As mentioned in last blog post, we are busy writing the fourth edition of Essential Study Skills: the complete guide to success at university.  This is a very user-friendly book that shares some tips and tricks about taking control of your university experience – and still having some fun. It’s mainly for those like us who are the first in their families to go to university – but of course – what works with students like us, works with everyone (Warren 2002).

And then Simon Ensor issued his picture and blogpost challenge - and I had to jump in and write a brief blogpost in response to his image – cos it’s an image we use in book. 

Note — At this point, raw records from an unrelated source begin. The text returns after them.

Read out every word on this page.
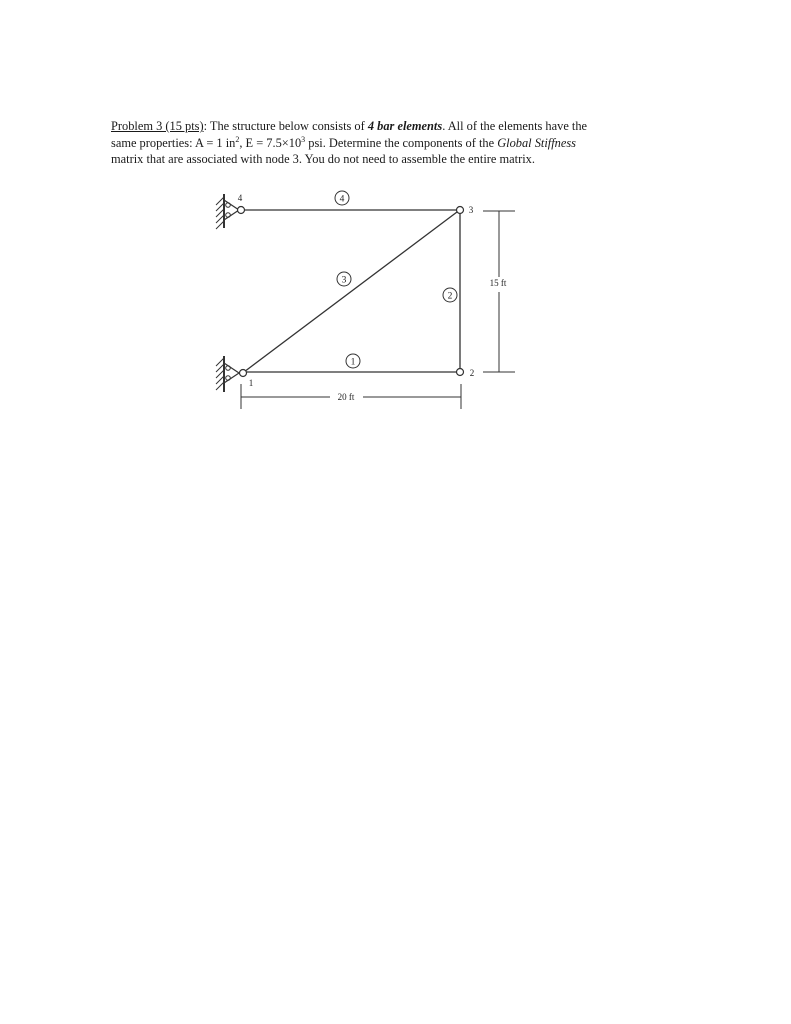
Problem 3 (15 pts): The structure below consists of 4 bar elements. All of the elements have the
same properties: A = 1 $in^2$, $E = 7.5\times 10^3$ psi. Determine the components of the Global Stiffness
matrix that are associated with node 3. You do not need to assemble the entire matrix.
4
1
3
2
4
3
2
1
15 ft
20 ft
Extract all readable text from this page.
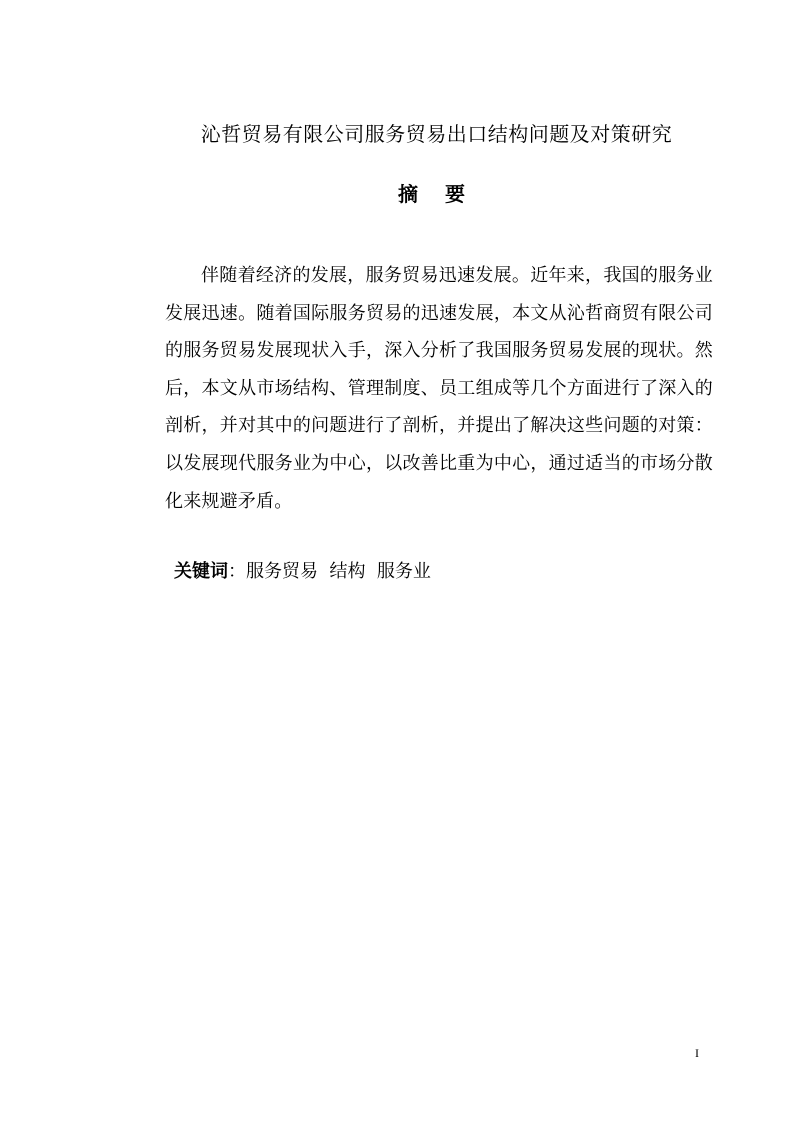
沁哲贸易有限公司服务贸易出口结构问题及对策研究
摘 要

伴随着经济的发展，服务贸易迅速发展。近年来，我国的服务业发展迅速。随着国际服务贸易的迅速发展，本文从沁哲商贸有限公司的服务贸易发展现状入手，深入分析了我国服务贸易发展的现状。然后，本文从市场结构、管理制度、员工组成等几个方面进行了深入的剖析，并对其中的问题进行了剖析，并提出了解决这些问题的对策：以发展现代服务业为中心，以改善比重为中心，通过适当的市场分散化来规避矛盾。

关键词：服务贸易  结构  服务业
I
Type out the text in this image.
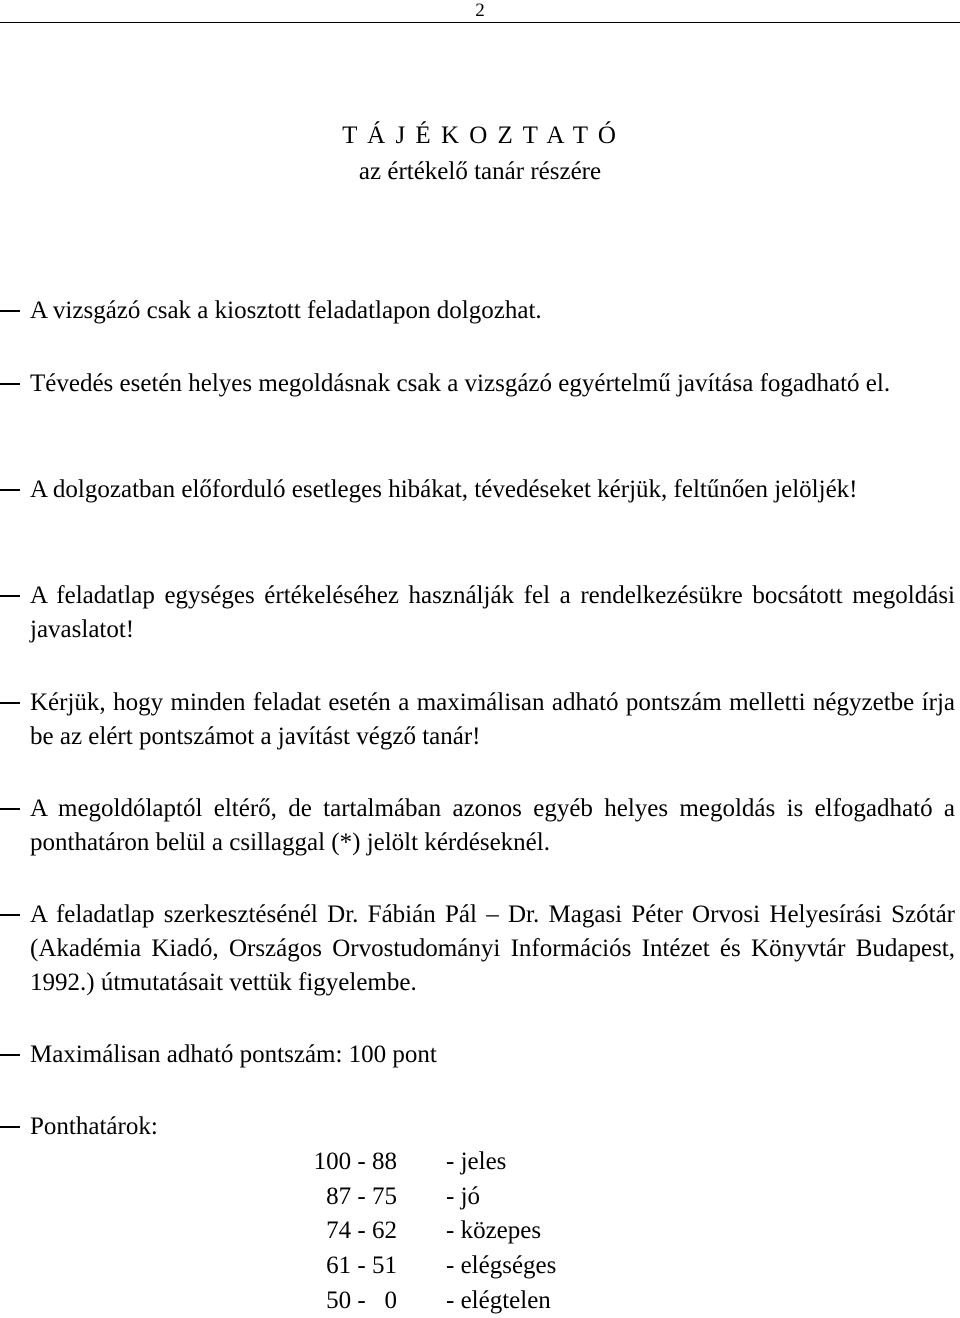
2
T Á J É K O Z T A T Ó
az értékelő tanár részére
A vizsgázó csak a kiosztott feladatlapon dolgozhat.
Tévedés esetén helyes megoldásnak csak a vizsgázó egyértelmű javítása fogadható el.
A dolgozatban előforduló esetleges hibákat, tévedéseket kérjük, feltűnően jelöljék!
A feladatlap egységes értékeléséhez használják fel a rendelkezésükre bocsátott megoldási javaslatot!
Kérjük, hogy minden feladat esetén a maximálisan adható pontszám melletti négyzetbe írja be az elért pontszámot a javítást végző tanár!
A megoldólaptól eltérő, de tartalmában azonos egyéb helyes megoldás is elfogadható a ponthatáron belül a csillaggal (*) jelölt kérdéseknél.
A feladatlap szerkesztésénél Dr. Fábián Pál – Dr. Magasi Péter Orvosi Helyesírási Szótár (Akadémia Kiadó, Országos Orvostudományi Információs Intézet és Könyvtár Budapest, 1992.) útmutatásait vettük figyelembe.
Maximálisan adható pontszám: 100 pont
Ponthatárok:
100 - 88 - jeles
87 - 75 - jó
74 - 62 - közepes
61 - 51 - elégséges
50 -   0 - elégtelen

It’s where we talk about having the ‘big picture’ or overview of a course. We say:

“Whilst it is true that we tend to learn things in pieces, one step at a time, this is helped if we have the big picture first; if we know how the subject will be covered. It’s like a jigsaw puzzle, it is much easier to put the pieces together if we have the picture on the box. Similarly, if we understand how universities work and how our courses have been put together, we will be able to achieve more, more swiftly.”

Obviously that is meant as useful advice to all people coming to university – but especially for those whose family might not have been able to give them the gen – the inside track – on what university is all about: if they have not been groomed from birth to succeed in that system (if they don't have the cultural or academic captial - Bourdieu, Passeron, Wacquant…).

The picture on the box is a shorthand for saying that universities are systems and have systems – and if you understand them you can make them work for you. But it can be seen as really unhelpful – as Maha Bali points out – there is only ONE true solution to a jigsaw puzzle – and we do not want to trap people into thinking there is only one true way to survive at university – and one true way to get it ‘right’.

We have another chapter in the book: Make university positive – where we try to indicate all the other things that universities are beyond the merely academic – beyond the merely ‘get your head down and work the system’ system. We suggest that our widening participation students also join the Clubs and Societies – that they make friends – that they do not just rush off home to family duties – or rush off to work for work duties – but they spend time ‘being with’ their fellow students. That they hang out in the canteen chatting to people – that they become Peer Mentors. That they believe in themselves and develop their self-confidence and self-esteem – after all – that is what the traditional middle class student does know about university. As Stephen Fry said recently on Desert Island Discs – he only attended about three lectures in all his time at Cambridge – but he put on several plays a year – he joined Footlights – he made enduring friendships… and we want to get that across the our students too.